Aucun poussin de manchot empereur n'a survécu dans certaines colonies en 2022
La classification leur apportera certaines protections, mais les perspectives sont sombres pour l'oiseau marin le plus emblématique du monde. Tony Spitz de Veuer a les détails.
Alors que le réchauffement rapide des températures mondiales contribue à pousser la banquise de l'Antarctique à des niveaux sans précédent, il menace l'existence même de l'une des espèces les plus emblématiques du continent : les manchots empereurs.

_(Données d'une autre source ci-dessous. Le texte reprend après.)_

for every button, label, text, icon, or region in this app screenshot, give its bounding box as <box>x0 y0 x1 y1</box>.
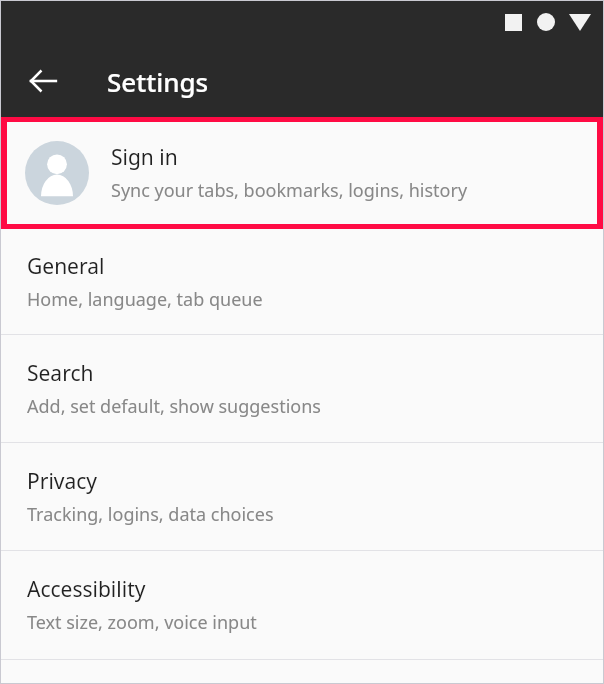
button[interactable]: Search <box>1 335 603 442</box>
button[interactable]: Privacy <box>1 443 603 550</box>
staticText: Accessibility <box>27 575 146 604</box>
staticText: Settings <box>107 64 209 99</box>
staticText: General <box>27 252 105 281</box>
button[interactable]: General <box>1 229 603 334</box>
staticText: Sign in <box>111 143 178 172</box>
staticText: Tracking, logins, data choices <box>27 502 274 527</box>
staticText: Privacy <box>27 467 98 496</box>
staticText: Text size, zoom, voice input <box>27 610 257 635</box>
button[interactable]: Sign in <box>7 122 597 224</box>
staticText: Add, set default, show suggestions <box>27 394 321 419</box>
staticText: Sync your tabs, bookmarks, logins, histo… <box>111 178 468 203</box>
staticText: Home, language, tab queue <box>27 287 263 312</box>
staticText: Search <box>27 359 94 388</box>
button[interactable]: Back <box>17 55 69 107</box>
button[interactable]: Accessibility <box>1 551 603 659</box>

Selon une nouvelle étude publiée jeudi dans la revue Nature Communications Earth & Environnement.
Cet « échec de reproduction catastrophique » généralisé est le premier incident de ce type enregistré, selon le rapport, et conforte les sombres prédictions selon lesquelles plus de 90 % des colonies de manchots empereurs seront « quasi-éteintes » d’ici 2100, à mesure que le monde se réchauffe.
Paire de manchots empereurs (Aptenodytes forsteri) sur la glace de mer, plateau de glace Larsen B, mer de Weddell, Antarctique.
Les chercheurs ont surveillé cinq colonies de manchots empereurs dans la mer de Bellinghausen, dont la taille varie d'environ 630 couples à 3 500. À l’aide d’images satellite de 2018 à 2022, ils ont compté le nombre d’oiseaux présents dans ces colonies pendant la saison de reproduction.
Ils ont découvert qu’en 2022, quatre des colonies ont connu un « échec total de reproduction », ce qui signifie qu’il est très probable qu’aucun poussin n’ait survécu.
Les manchots empereurs dépendent de la glace de mer stable attachée à la terre pour nicher et élever leurs poussins. Les œufs sont pondus de mai à juin et après leur éclosion, les poussins développent leurs plumes imperméables et deviennent indépendants vers décembre et janvier.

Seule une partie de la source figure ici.